Afinal, não seria esse o sentido correto da capacidade contributiva? Como se poderia pagar um imposto incidente sobre um patrimônio tão valioso, se não houvesse uma renda capaz de suportá-lo?

Seria razoável alguém afirmar que a imposição tributária sobre a mansão, colocada como exemplo, tendo o sujeito passivo uma renda tão miserável, que obviamente não tivesse como pagar o tributo, acabaria por perdê-la para o Estado, o que resultaria em confisco, o que é vedado por lei?

É óbvio que, se esse sujeito, não recolhendo o imposto, provavelmente, veria o seu bem ser objeto de penhora numa execução fiscal, que seria alienado para fins de pagamento do imposto que incidiu sobre ele. Como salienta Carrazza [2], não haveria como evitar que o proprietário da mansão ou o sorteado do veículo não pagassem os respectivos impostos incidentes sobre esses bens. É que, o que vale para efeito da capacidade contributiva, é o signo de riqueza e não as condições econômicas do contribuinte.

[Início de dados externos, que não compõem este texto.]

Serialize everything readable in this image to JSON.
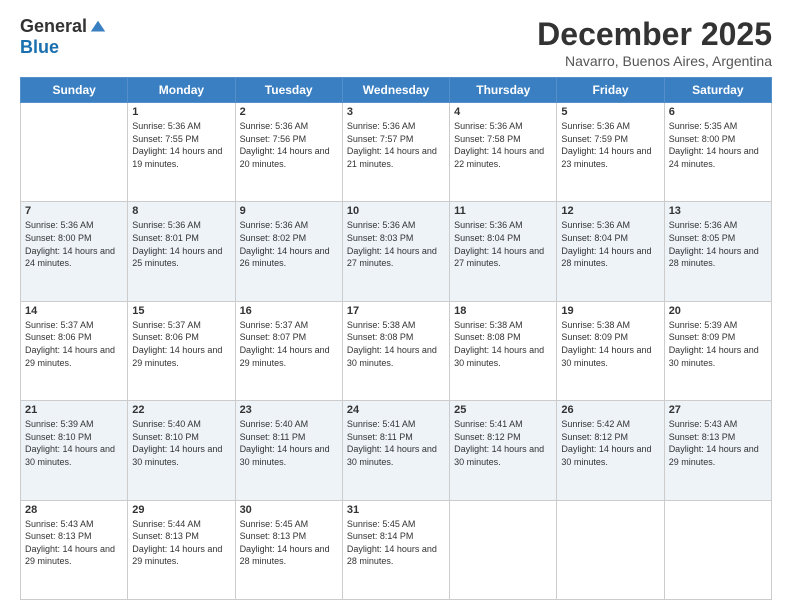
{
  "logo": {
    "general": "General",
    "blue": "Blue"
  },
  "header": {
    "month": "December 2025",
    "location": "Navarro, Buenos Aires, Argentina"
  },
  "weekdays": [
    "Sunday",
    "Monday",
    "Tuesday",
    "Wednesday",
    "Thursday",
    "Friday",
    "Saturday"
  ],
  "weeks": [
    [
      {
        "day": "",
        "sunrise": "",
        "sunset": "",
        "daylight": ""
      },
      {
        "day": "1",
        "sunrise": "Sunrise: 5:36 AM",
        "sunset": "Sunset: 7:55 PM",
        "daylight": "Daylight: 14 hours and 19 minutes."
      },
      {
        "day": "2",
        "sunrise": "Sunrise: 5:36 AM",
        "sunset": "Sunset: 7:56 PM",
        "daylight": "Daylight: 14 hours and 20 minutes."
      },
      {
        "day": "3",
        "sunrise": "Sunrise: 5:36 AM",
        "sunset": "Sunset: 7:57 PM",
        "daylight": "Daylight: 14 hours and 21 minutes."
      },
      {
        "day": "4",
        "sunrise": "Sunrise: 5:36 AM",
        "sunset": "Sunset: 7:58 PM",
        "daylight": "Daylight: 14 hours and 22 minutes."
      },
      {
        "day": "5",
        "sunrise": "Sunrise: 5:36 AM",
        "sunset": "Sunset: 7:59 PM",
        "daylight": "Daylight: 14 hours and 23 minutes."
      },
      {
        "day": "6",
        "sunrise": "Sunrise: 5:35 AM",
        "sunset": "Sunset: 8:00 PM",
        "daylight": "Daylight: 14 hours and 24 minutes."
      }
    ],
    [
      {
        "day": "7",
        "sunrise": "Sunrise: 5:36 AM",
        "sunset": "Sunset: 8:00 PM",
        "daylight": "Daylight: 14 hours and 24 minutes."
      },
      {
        "day": "8",
        "sunrise": "Sunrise: 5:36 AM",
        "sunset": "Sunset: 8:01 PM",
        "daylight": "Daylight: 14 hours and 25 minutes."
      },
      {
        "day": "9",
        "sunrise": "Sunrise: 5:36 AM",
        "sunset": "Sunset: 8:02 PM",
        "daylight": "Daylight: 14 hours and 26 minutes."
      },
      {
        "day": "10",
        "sunrise": "Sunrise: 5:36 AM",
        "sunset": "Sunset: 8:03 PM",
        "daylight": "Daylight: 14 hours and 27 minutes."
      },
      {
        "day": "11",
        "sunrise": "Sunrise: 5:36 AM",
        "sunset": "Sunset: 8:04 PM",
        "daylight": "Daylight: 14 hours and 27 minutes."
      },
      {
        "day": "12",
        "sunrise": "Sunrise: 5:36 AM",
        "sunset": "Sunset: 8:04 PM",
        "daylight": "Daylight: 14 hours and 28 minutes."
      },
      {
        "day": "13",
        "sunrise": "Sunrise: 5:36 AM",
        "sunset": "Sunset: 8:05 PM",
        "daylight": "Daylight: 14 hours and 28 minutes."
      }
    ],
    [
      {
        "day": "14",
        "sunrise": "Sunrise: 5:37 AM",
        "sunset": "Sunset: 8:06 PM",
        "daylight": "Daylight: 14 hours and 29 minutes."
      },
      {
        "day": "15",
        "sunrise": "Sunrise: 5:37 AM",
        "sunset": "Sunset: 8:06 PM",
        "daylight": "Daylight: 14 hours and 29 minutes."
      },
      {
        "day": "16",
        "sunrise": "Sunrise: 5:37 AM",
        "sunset": "Sunset: 8:07 PM",
        "daylight": "Daylight: 14 hours and 29 minutes."
      },
      {
        "day": "17",
        "sunrise": "Sunrise: 5:38 AM",
        "sunset": "Sunset: 8:08 PM",
        "daylight": "Daylight: 14 hours and 30 minutes."
      },
      {
        "day": "18",
        "sunrise": "Sunrise: 5:38 AM",
        "sunset": "Sunset: 8:08 PM",
        "daylight": "Daylight: 14 hours and 30 minutes."
      },
      {
        "day": "19",
        "sunrise": "Sunrise: 5:38 AM",
        "sunset": "Sunset: 8:09 PM",
        "daylight": "Daylight: 14 hours and 30 minutes."
      },
      {
        "day": "20",
        "sunrise": "Sunrise: 5:39 AM",
        "sunset": "Sunset: 8:09 PM",
        "daylight": "Daylight: 14 hours and 30 minutes."
      }
    ],
    [
      {
        "day": "21",
        "sunrise": "Sunrise: 5:39 AM",
        "sunset": "Sunset: 8:10 PM",
        "daylight": "Daylight: 14 hours and 30 minutes."
      },
      {
        "day": "22",
        "sunrise": "Sunrise: 5:40 AM",
        "sunset": "Sunset: 8:10 PM",
        "daylight": "Daylight: 14 hours and 30 minutes."
      },
      {
        "day": "23",
        "sunrise": "Sunrise: 5:40 AM",
        "sunset": "Sunset: 8:11 PM",
        "daylight": "Daylight: 14 hours and 30 minutes."
      },
      {
        "day": "24",
        "sunrise": "Sunrise: 5:41 AM",
        "sunset": "Sunset: 8:11 PM",
        "daylight": "Daylight: 14 hours and 30 minutes."
      },
      {
        "day": "25",
        "sunrise": "Sunrise: 5:41 AM",
        "sunset": "Sunset: 8:12 PM",
        "daylight": "Daylight: 14 hours and 30 minutes."
      },
      {
        "day": "26",
        "sunrise": "Sunrise: 5:42 AM",
        "sunset": "Sunset: 8:12 PM",
        "daylight": "Daylight: 14 hours and 30 minutes."
      },
      {
        "day": "27",
        "sunrise": "Sunrise: 5:43 AM",
        "sunset": "Sunset: 8:13 PM",
        "daylight": "Daylight: 14 hours and 29 minutes."
      }
    ],
    [
      {
        "day": "28",
        "sunrise": "Sunrise: 5:43 AM",
        "sunset": "Sunset: 8:13 PM",
        "daylight": "Daylight: 14 hours and 29 minutes."
      },
      {
        "day": "29",
        "sunrise": "Sunrise: 5:44 AM",
        "sunset": "Sunset: 8:13 PM",
        "daylight": "Daylight: 14 hours and 29 minutes."
      },
      {
        "day": "30",
        "sunrise": "Sunrise: 5:45 AM",
        "sunset": "Sunset: 8:13 PM",
        "daylight": "Daylight: 14 hours and 28 minutes."
      },
      {
        "day": "31",
        "sunrise": "Sunrise: 5:45 AM",
        "sunset": "Sunset: 8:14 PM",
        "daylight": "Daylight: 14 hours and 28 minutes."
      },
      {
        "day": "",
        "sunrise": "",
        "sunset": "",
        "daylight": ""
      },
      {
        "day": "",
        "sunrise": "",
        "sunset": "",
        "daylight": ""
      },
      {
        "day": "",
        "sunrise": "",
        "sunset": "",
        "daylight": ""
      }
    ]
  ]
}
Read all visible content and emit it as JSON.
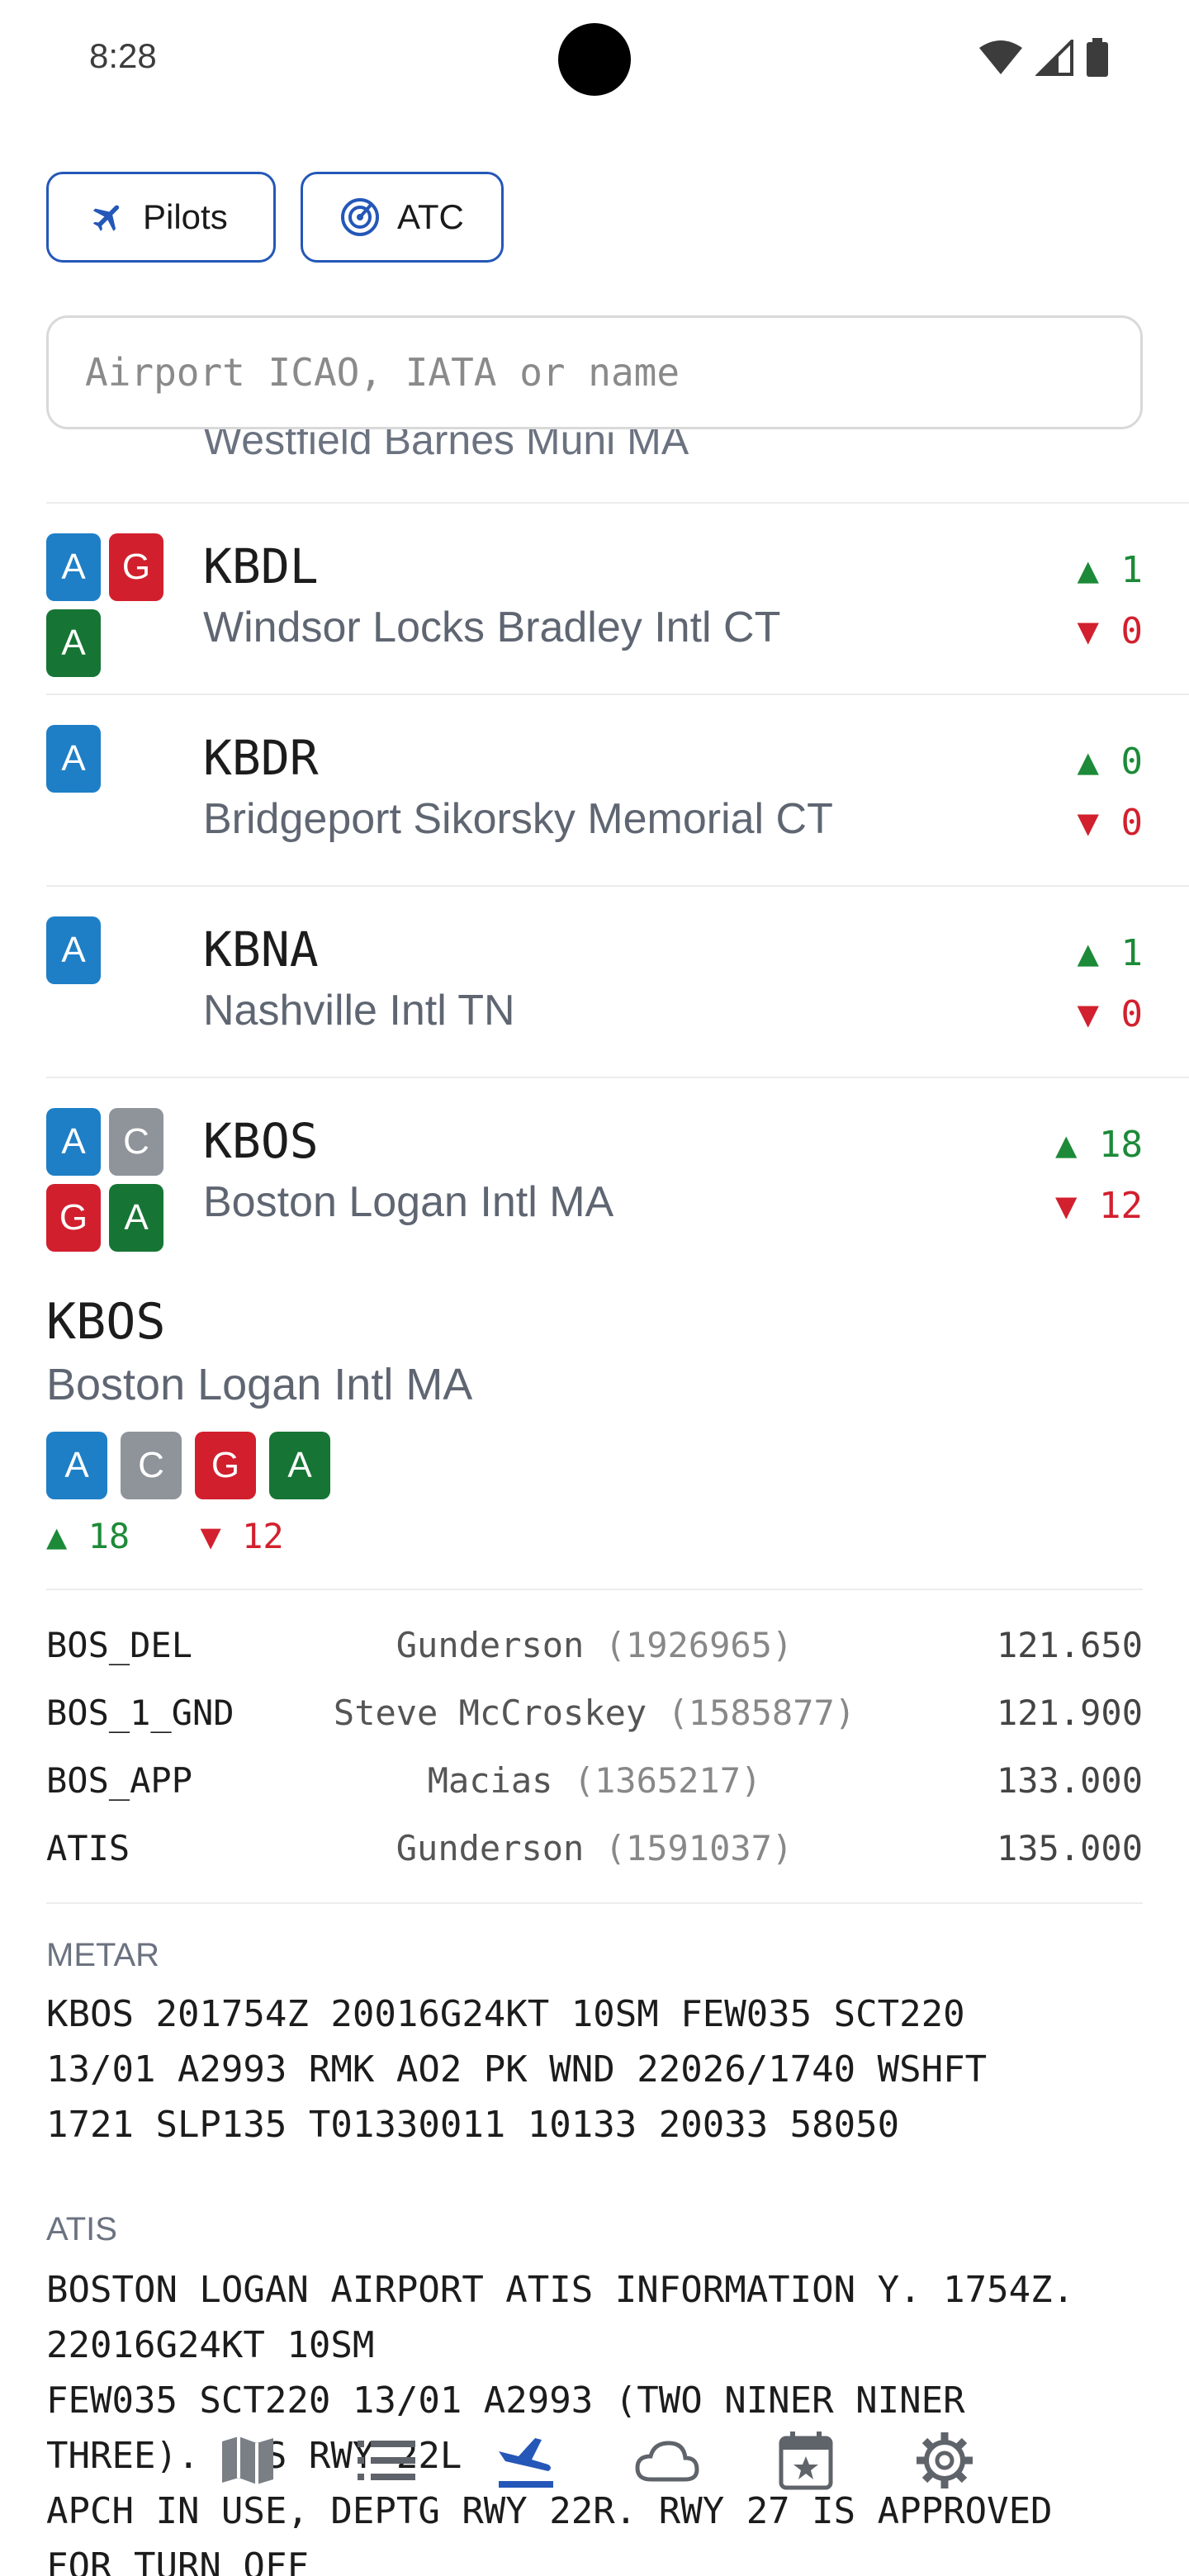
{
  "status": {
    "time": "8:28"
  },
  "toggles": {
    "pilots_label": "Pilots",
    "atc_label": "ATC"
  },
  "search": {
    "placeholder": "Airport ICAO, IATA or name"
  },
  "partial_row_text": "Westfield Barnes Muni MA",
  "airports": [
    {
      "icao": "KBDL",
      "name": "Windsor Locks Bradley Intl CT",
      "badges": [
        "A",
        "G",
        "A"
      ],
      "up": "1",
      "down": "0"
    },
    {
      "icao": "KBDR",
      "name": "Bridgeport Sikorsky Memorial CT",
      "badges": [
        "A"
      ],
      "up": "0",
      "down": "0"
    },
    {
      "icao": "KBNA",
      "name": "Nashville Intl TN",
      "badges": [
        "A"
      ],
      "up": "1",
      "down": "0"
    },
    {
      "icao": "KBOS",
      "name": "Boston Logan Intl MA",
      "badges": [
        "A",
        "C",
        "G",
        "A"
      ],
      "up": "18",
      "down": "12"
    }
  ],
  "detail": {
    "icao": "KBOS",
    "name": "Boston Logan Intl MA",
    "badges": [
      "A",
      "C",
      "G",
      "A"
    ],
    "up": "18",
    "down": "12",
    "up_arrow": "▲",
    "down_arrow": "▼",
    "controllers": [
      {
        "callsign": "BOS_DEL",
        "name": "Gunderson",
        "cid": "(1926965)",
        "freq": "121.650"
      },
      {
        "callsign": "BOS_1_GND",
        "name": "Steve McCroskey",
        "cid": "(1585877)",
        "freq": "121.900"
      },
      {
        "callsign": "BOS_APP",
        "name": "Macias",
        "cid": "(1365217)",
        "freq": "133.000"
      },
      {
        "callsign": "ATIS",
        "name": "Gunderson",
        "cid": "(1591037)",
        "freq": "135.000"
      }
    ],
    "metar_label": "METAR",
    "metar": "KBOS 201754Z 20016G24KT 10SM FEW035 SCT220\n13/01 A2993 RMK AO2 PK WND 22026/1740 WSHFT\n1721 SLP135 T01330011 10133 20033 58050",
    "atis_label": "ATIS",
    "atis": "BOSTON LOGAN AIRPORT ATIS INFORMATION Y. 1754Z.\n22016G24KT 10SM\nFEW035 SCT220 13/01 A2993 (TWO NINER NINER\nTHREE). ILS RWY 22L\nAPCH IN USE, DEPTG RWY 22R. RWY 27 IS APPROVED\nFOR TURN OFF"
  },
  "bottom_nav": {
    "items": [
      {
        "icon": "map-icon"
      },
      {
        "icon": "list-icon"
      },
      {
        "icon": "airport-icon",
        "active": true
      },
      {
        "icon": "cloud-icon"
      },
      {
        "icon": "calendar-star-icon"
      },
      {
        "icon": "gear-icon"
      }
    ]
  },
  "colors": {
    "accent": "#2457b8",
    "badge_a": "#1e7fc6",
    "badge_g": "#d21f2d",
    "badge_c": "#8f949b",
    "badge_a_green": "#167534",
    "up": "#1c8a38",
    "down": "#d2202e"
  }
}
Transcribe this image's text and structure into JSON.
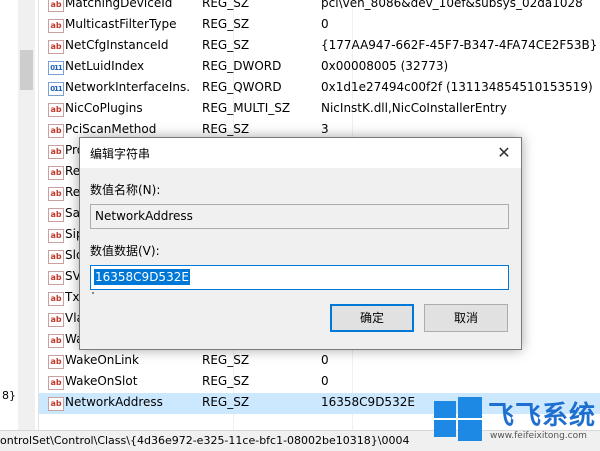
{
  "tree": {
    "path_fragment": "8}"
  },
  "rows": [
    {
      "name": "MatchingDeviceId",
      "type": "REG_SZ",
      "data": "pci\\ven_8086&dev_10ef&subsys_02da1028",
      "icon": "string-value-icon"
    },
    {
      "name": "MulticastFilterType",
      "type": "REG_SZ",
      "data": "0",
      "icon": "string-value-icon"
    },
    {
      "name": "NetCfgInstanceId",
      "type": "REG_SZ",
      "data": "{177AA947-662F-45F7-B347-4FA74CE2F53B}",
      "icon": "string-value-icon"
    },
    {
      "name": "NetLuidIndex",
      "type": "REG_DWORD",
      "data": "0x00008005 (32773)",
      "icon": "binary-value-icon"
    },
    {
      "name": "NetworkInterfaceIns...",
      "type": "REG_QWORD",
      "data": "0x1d1e27494c00f2f (131134854510153519)",
      "icon": "binary-value-icon"
    },
    {
      "name": "NicCoPlugins",
      "type": "REG_MULTI_SZ",
      "data": "NicInstK.dll,NicCoInstallerEntry",
      "icon": "string-value-icon"
    },
    {
      "name": "PciScanMethod",
      "type": "REG_SZ",
      "data": "3",
      "icon": "string-value-icon"
    },
    {
      "name": "Pro",
      "type": "",
      "data": "",
      "icon": "string-value-icon"
    },
    {
      "name": "Re",
      "type": "",
      "data": "",
      "icon": "string-value-icon"
    },
    {
      "name": "Re",
      "type": "",
      "data": "",
      "icon": "string-value-icon"
    },
    {
      "name": "Sa",
      "type": "",
      "data": "",
      "icon": "string-value-icon"
    },
    {
      "name": "Sip",
      "type": "",
      "data": "",
      "icon": "string-value-icon"
    },
    {
      "name": "Slo",
      "type": "",
      "data": "",
      "icon": "string-value-icon"
    },
    {
      "name": "SV",
      "type": "",
      "data": "",
      "icon": "string-value-icon"
    },
    {
      "name": "Tx",
      "type": "",
      "data": "",
      "icon": "string-value-icon"
    },
    {
      "name": "Vla",
      "type": "",
      "data": "",
      "icon": "string-value-icon"
    },
    {
      "name": "Wa",
      "type": "",
      "data": "",
      "icon": "string-value-icon"
    },
    {
      "name": "WakeOnLink",
      "type": "REG_SZ",
      "data": "0",
      "icon": "string-value-icon"
    },
    {
      "name": "WakeOnSlot",
      "type": "REG_SZ",
      "data": "0",
      "icon": "string-value-icon"
    },
    {
      "name": "NetworkAddress",
      "type": "REG_SZ",
      "data": "16358C9D532E",
      "icon": "string-value-icon",
      "selected": true
    }
  ],
  "icon_glyphs": {
    "string": "ab",
    "binary": "011"
  },
  "statusbar": {
    "path": "ontrolSet\\Control\\Class\\{4d36e972-e325-11ce-bfc1-08002be10318}\\0004"
  },
  "dialog": {
    "title": "编辑字符串",
    "close_glyph": "✕",
    "name_label": "数值名称(N):",
    "name_value": "NetworkAddress",
    "data_label": "数值数据(V):",
    "data_value": "16358C9D532E",
    "ok_label": "确定",
    "cancel_label": "取消"
  },
  "watermark": {
    "text": "飞飞系统",
    "url": "www.feifeixitong.com",
    "color": "#1e88e5"
  }
}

Uma maneira mais compreensível que Carrazza exemplifica como um patrimônio, seja um carro ou uma mansão, que representa um signo de riqueza, é que se um deles for vendido, o cidadão o substituirá por dinheiro. Daí não se poderá se afirmar que o seu possuidor não tenha recursos para pagar tributo. Esse seria o significado básico da Capacidade Contributiva.

Outra especulação, qual relação poderá existir entre o princípio da capacidade contributiva e o princípio da proibição da exigência de tributo com efeito de confisco? Ora, ao mencionarmos a pouco um sujeito que seja proprietário de uma mansão, mas que não tenha renda suficiente para pagar o tributo incidente sobre abastada propriedade não estaria isento de tributo. Não teríamos nesse caso um confisco? A dúvida parece ser pertinente, pois se ele não pode pagar, e perder tal bem em benefício do Estado, não haveria aí um confisco?

Tais dúvidas certamente não são somente nossas. Ao iniciar os estudos sobre o Princípio da Capacidade Contributiva, fui, antes de me debruçar nos compêndios dos mais avalizados cientistas do Direito Tributário, na busca de artigos dos mais eminentes profissionais da área jurídica, para verificar se alguém já escrevera sobre o tema. Na internet, há uma abundância de trabalhos sobre o assunto, alguns tangenciando superficialmente a questão, outros indo diretamente ao ponto do significado ou restringindo-se quanto ao alcance do Princípio.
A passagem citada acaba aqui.